Ужин затянулся до позднего вечера. Гостеприимный хозяин еще дважды приносил кувшины с вином, правда, уже не такие огромные, как первый, открывавший застолье. Под вино и аппетитную домашнюю снедь тянулись неспешные разговоры о житье–бытье. Троцкий, осоловев от выпитого, неожиданно для себя поведал Гогечиладзе о своем знакомстве с анархистами, посетовав, что теперь из–за этого необдуманного приятельства он вынужден скрываться от властей. Вторая половинка сознания полупьяно удивилась таким подробностям о самом себе, но, придавленная страхом выболтать непонятно откуда взявшиеся размышления об учительских буднях, примолкла, залитая очередным глотком вина.
Самсон, в свою очередь, тоже выказал недовольство новомодным (слава Богу, что поглощенный своим рассказом хозяин не заметил, как при определении «новомодный» удивленно взмыли вверх брови гостя) политическим течением и рассказал историю о том, как Туташхиа с год назад тоже общался с анархистами. Поддавшись на уговоры «революционеров», абрек пошел грабить ростовщика Каxабери Зурабиани, что в селе Кикети живет, и какая из этого ограбления паршивая история вышла.
После того, как Туташхиа без стрельбы, на одном авторитете, получил от Зурабиани деньги, анархисты, клятвенно заверив Датико, что все средства пойдут на святое дело борьбы за свободу, забрали всю добычу себе. Обещания своего они не сдержали и деньги впоследствии пропили и прогуляли, а главарь их Котэ Чинчариули еще и имел глупость в ресторации рассказывать собутыльникам о том, как ловко он провел Туташхиа. Впрочем, для главаря банды анархистов бравада закончилась плачевно. Через полгода после этих событий Котэ случайно повстречался с Дато подле села Тонети. Теперь у анархистов другой атаман, а с Туташхиа они больше не общаются. Не каждому понравится, как за какую–то мелочь в пять тысяч рублей тебя сначала прилюдно выпорют на площади нагайкой, а потом все равно пристрелят. Хотя с другой стороны оно и правильно — кому нужен опозоренный главарь?
Весь следующий день Троцкий провел, наслаждаясь бездельем. Самсон дал ему свою старую одежду, которая, не подходя Льву по росту, отличалась изрядным объемом, а платье гостя забрали и выстирали женщины. Проспав в гамаке на заднем дворе почти весь день, Троцкий, радуясь, что расспросы про его личную жизнь закончились, приговорил с хозяином за ужином небольшой кувшин вина и вновь завалился спать на широкий и длинный топчан в гостевой комнате.

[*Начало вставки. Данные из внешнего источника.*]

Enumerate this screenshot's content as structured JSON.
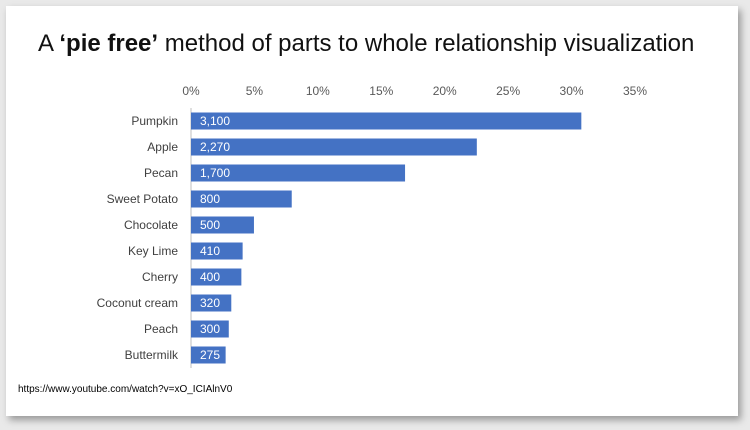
{
  "title": {
    "prefix": "A ",
    "emphasis": "‘pie free’",
    "suffix": " method of parts to whole relationship visualization"
  },
  "source_url": "https://www.youtube.com/watch?v=xO_ICIAlnV0",
  "chart_data": {
    "type": "bar",
    "orientation": "horizontal",
    "categories": [
      "Pumpkin",
      "Apple",
      "Pecan",
      "Sweet Potato",
      "Chocolate",
      "Key Lime",
      "Cherry",
      "Coconut cream",
      "Peach",
      "Buttermilk"
    ],
    "values": [
      3100,
      2270,
      1700,
      800,
      500,
      410,
      400,
      320,
      300,
      275
    ],
    "data_labels": [
      "3,100",
      "2,270",
      "1,700",
      "800",
      "500",
      "410",
      "400",
      "320",
      "300",
      "275"
    ],
    "x_axis": {
      "position": "top",
      "ticks": [
        "0%",
        "5%",
        "10%",
        "15%",
        "20%",
        "25%",
        "30%",
        "35%"
      ],
      "range": [
        0,
        0.35
      ]
    },
    "grid": false,
    "bar_color": "#4472c4"
  }
}
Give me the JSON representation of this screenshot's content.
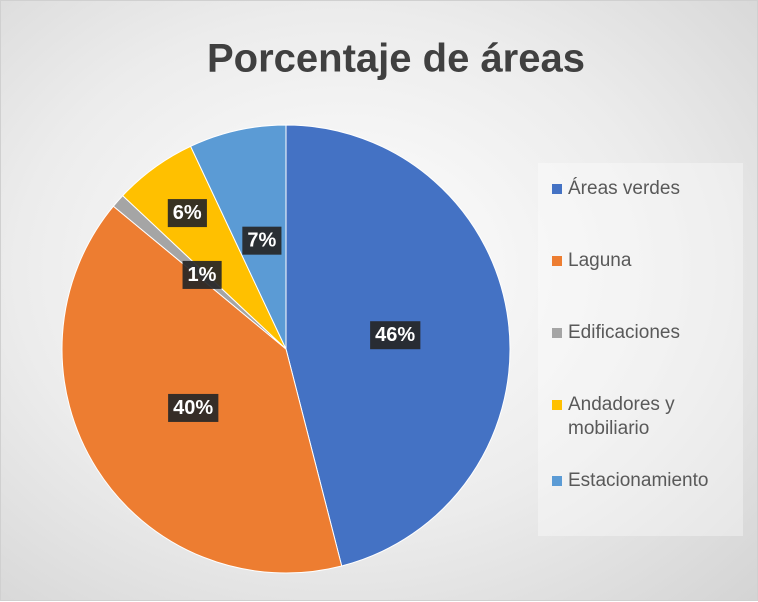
{
  "chart_data": {
    "type": "pie",
    "title": "Porcentaje de áreas",
    "categories": [
      "Áreas verdes",
      "Laguna",
      "Edificaciones",
      "Andadores y mobiliario",
      "Estacionamiento"
    ],
    "values": [
      46,
      40,
      1,
      6,
      7
    ],
    "value_labels": [
      "46%",
      "40%",
      "1%",
      "6%",
      "7%"
    ],
    "colors": [
      "#4472c4",
      "#ed7d31",
      "#a5a5a5",
      "#ffc000",
      "#5b9bd5"
    ],
    "legend": "right"
  }
}
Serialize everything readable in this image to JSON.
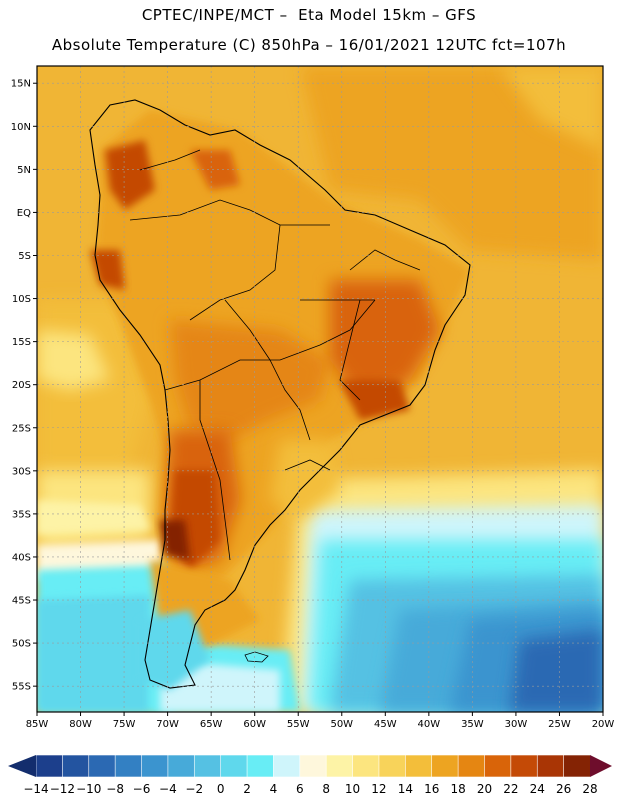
{
  "header": {
    "line1": "CPTEC/INPE/MCT –  Eta Model 15km – GFS",
    "line2": "Absolute Temperature (C) 850hPa – 16/01/2021 12UTC fct=107h"
  },
  "map": {
    "lat_labels": [
      "15N",
      "10N",
      "5N",
      "EQ",
      "5S",
      "10S",
      "15S",
      "20S",
      "25S",
      "30S",
      "35S",
      "40S",
      "45S",
      "50S",
      "55S"
    ],
    "lon_labels": [
      "85W",
      "80W",
      "75W",
      "70W",
      "65W",
      "60W",
      "55W",
      "50W",
      "45W",
      "40W",
      "35W",
      "30W",
      "25W",
      "20W"
    ],
    "lat_range": [
      17,
      -58
    ],
    "lon_range": [
      -85,
      -20
    ]
  },
  "colorbar": {
    "labels": [
      "-14",
      "-12",
      "-10",
      "-8",
      "-6",
      "-4",
      "-2",
      "0",
      "2",
      "4",
      "6",
      "8",
      "10",
      "12",
      "14",
      "16",
      "18",
      "20",
      "22",
      "24",
      "26",
      "28"
    ],
    "colors": [
      "#1c3f8c",
      "#2354a0",
      "#2b69b3",
      "#3380c3",
      "#3b94cf",
      "#47aad9",
      "#55c1e3",
      "#5fd8ec",
      "#68edf5",
      "#cff5fb",
      "#fef7dc",
      "#fdf3a6",
      "#fce57f",
      "#f8d35a",
      "#f3be3a",
      "#eda421",
      "#e58612",
      "#d96409",
      "#c44a06",
      "#a93505",
      "#842304"
    ]
  }
}
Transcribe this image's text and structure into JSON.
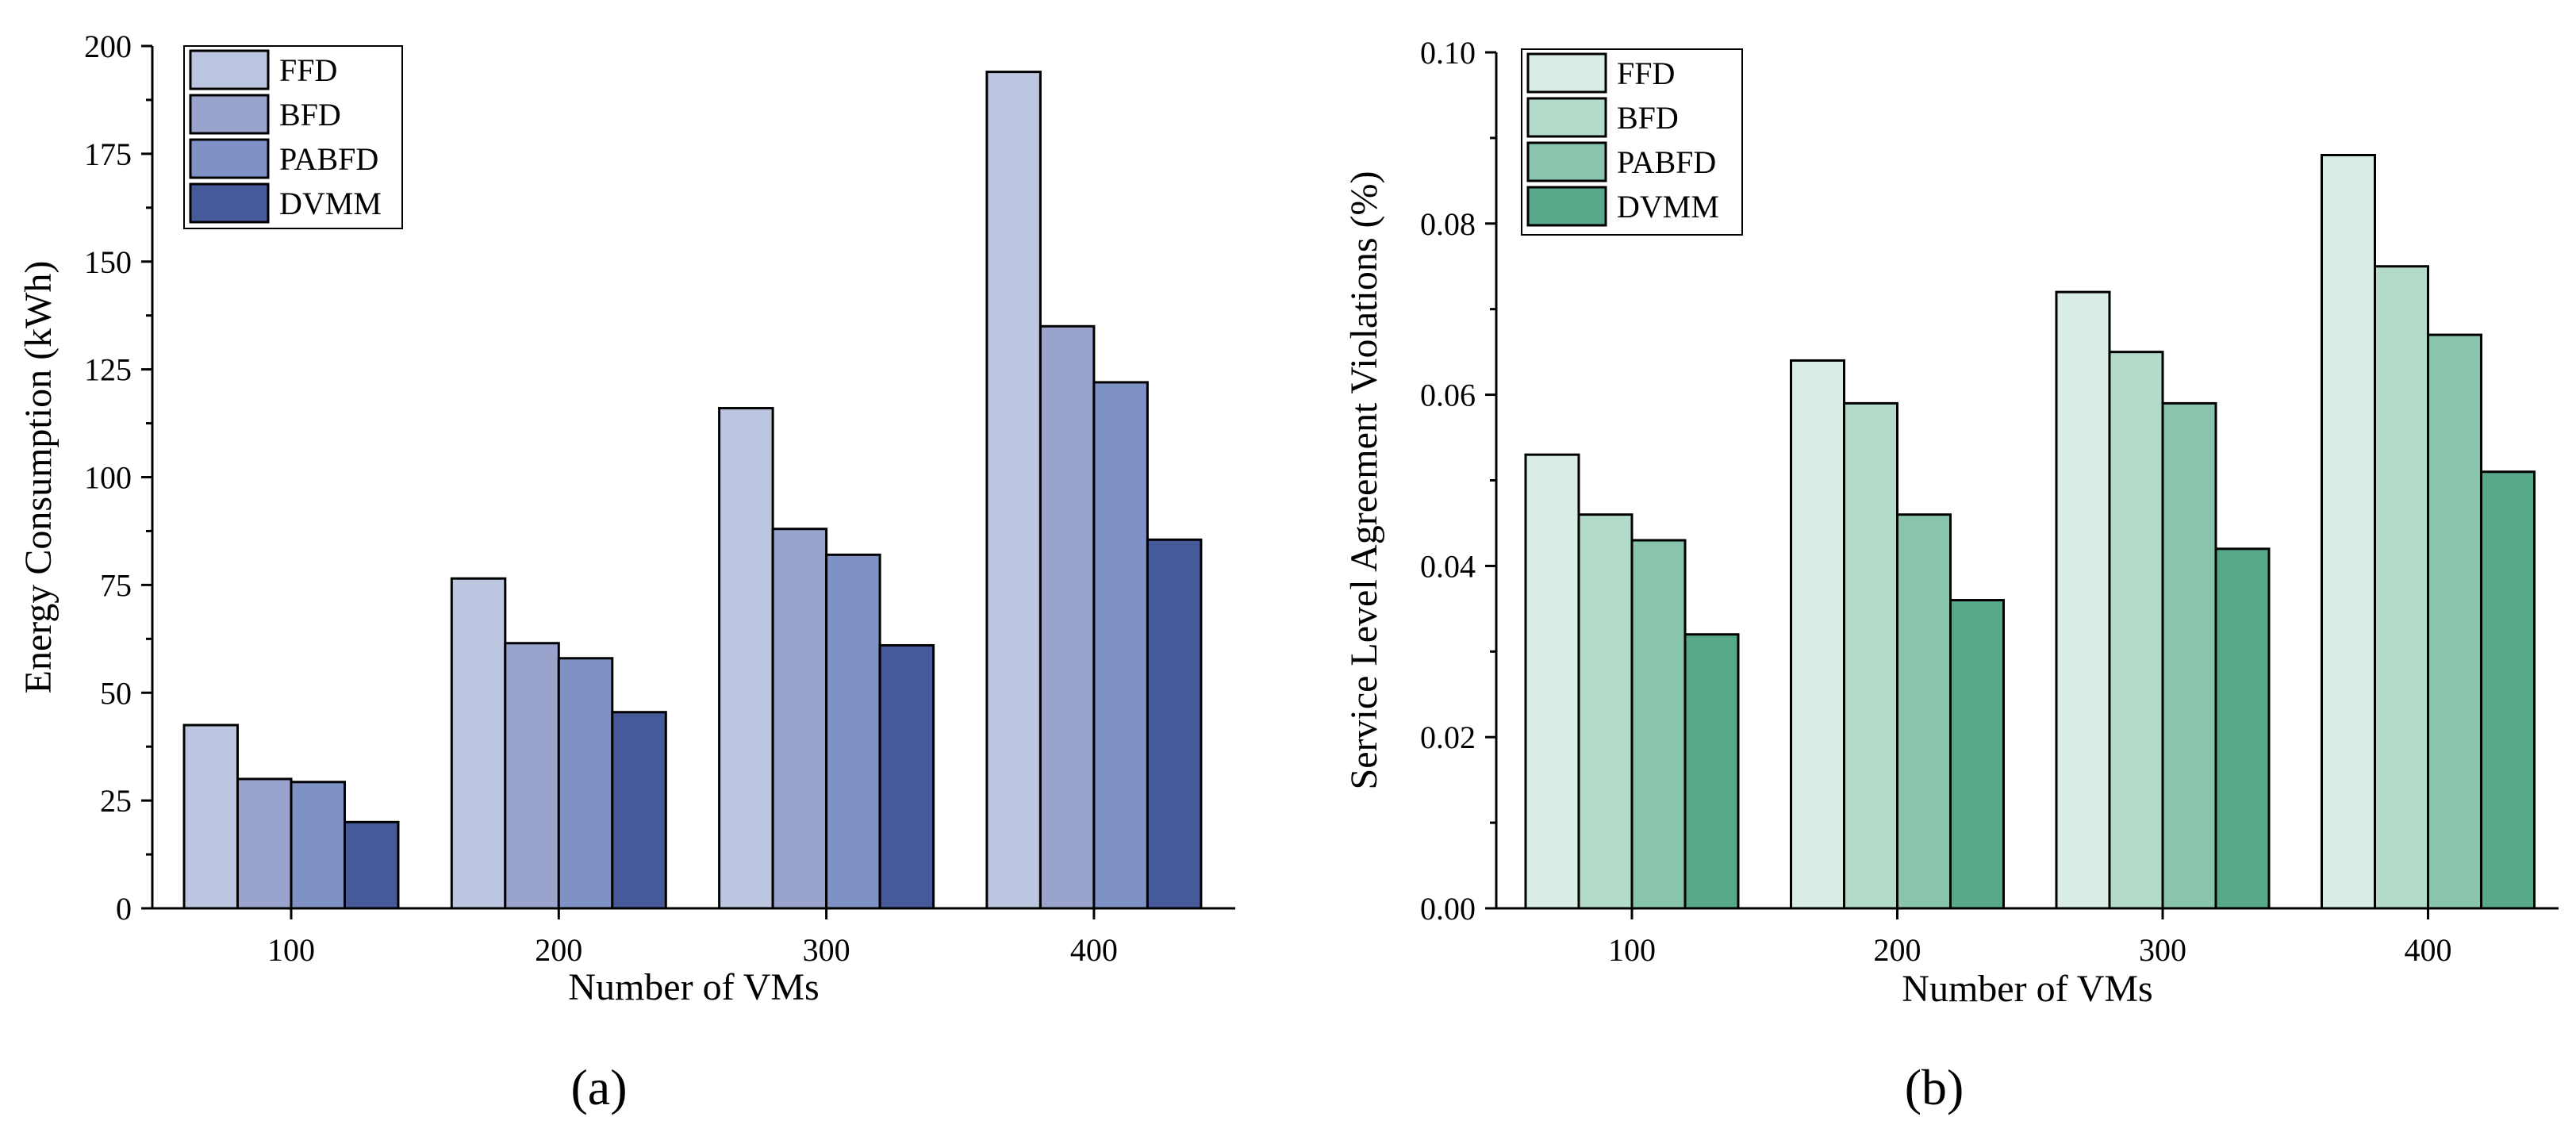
{
  "chart_data": [
    {
      "id": "a",
      "type": "bar",
      "panel_label": "(a)",
      "title": "",
      "xlabel": "Number of VMs",
      "ylabel": "Energy Consumption (kWh)",
      "categories": [
        "100",
        "200",
        "300",
        "400"
      ],
      "ylim": [
        0,
        200
      ],
      "yticks": [
        0,
        25,
        50,
        75,
        100,
        125,
        150,
        175,
        200
      ],
      "ytick_labels": [
        "0",
        "25",
        "50",
        "75",
        "100",
        "125",
        "150",
        "175",
        "200"
      ],
      "legend_position": "top-left",
      "series": [
        {
          "name": "FFD",
          "color": "#bdc6e0",
          "values": [
            42.5,
            76.5,
            116,
            194
          ]
        },
        {
          "name": "BFD",
          "color": "#9aa3cc",
          "values": [
            30,
            61.5,
            88,
            135
          ]
        },
        {
          "name": "PABFD",
          "color": "#7f92c6",
          "values": [
            29.3,
            58,
            82,
            122
          ]
        },
        {
          "name": "DVMM",
          "color": "#465a99",
          "values": [
            20,
            45.5,
            61,
            85.5
          ]
        }
      ]
    },
    {
      "id": "b",
      "type": "bar",
      "panel_label": "(b)",
      "title": "",
      "xlabel": "Number of VMs",
      "ylabel": "Service Level Agreement Violations (%)",
      "categories": [
        "100",
        "200",
        "300",
        "400"
      ],
      "ylim": [
        0,
        0.1
      ],
      "yticks": [
        0,
        0.02,
        0.04,
        0.06,
        0.08,
        0.1
      ],
      "ytick_labels": [
        "0.00",
        "0.02",
        "0.04",
        "0.06",
        "0.08",
        "0.10"
      ],
      "legend_position": "top-left",
      "series": [
        {
          "name": "FFD",
          "color": "#d9ede4",
          "values": [
            0.053,
            0.064,
            0.072,
            0.088
          ]
        },
        {
          "name": "BFD",
          "color": "#b2dcc9",
          "values": [
            0.046,
            0.059,
            0.065,
            0.075
          ]
        },
        {
          "name": "PABFD",
          "color": "#89c5ac",
          "values": [
            0.043,
            0.046,
            0.059,
            0.067
          ]
        },
        {
          "name": "DVMM",
          "color": "#58a98a",
          "values": [
            0.032,
            0.036,
            0.042,
            0.051
          ]
        }
      ]
    }
  ]
}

Ночью он проснулся от неясного приглушенного шума: на дворе ржали чьи–то кони, кто–то, позвякивая железом, с кем–то разговаривал вполголоса. Троцкий вынул из–под подушки подаренный Туташхиа револьвер, и переполз в дальний от топчана угол. Найдя укрытие, Лев осторожно взвёл курок и, ловя каждый звук, доносившийся со двора, прижался спиной к стене и застыл. Вздрагивая едва ли не от каждого шороха доносящегося со двора, Лев пытался понять, что заставило его поступить именно так, а не иначе, но ответа так и не находил.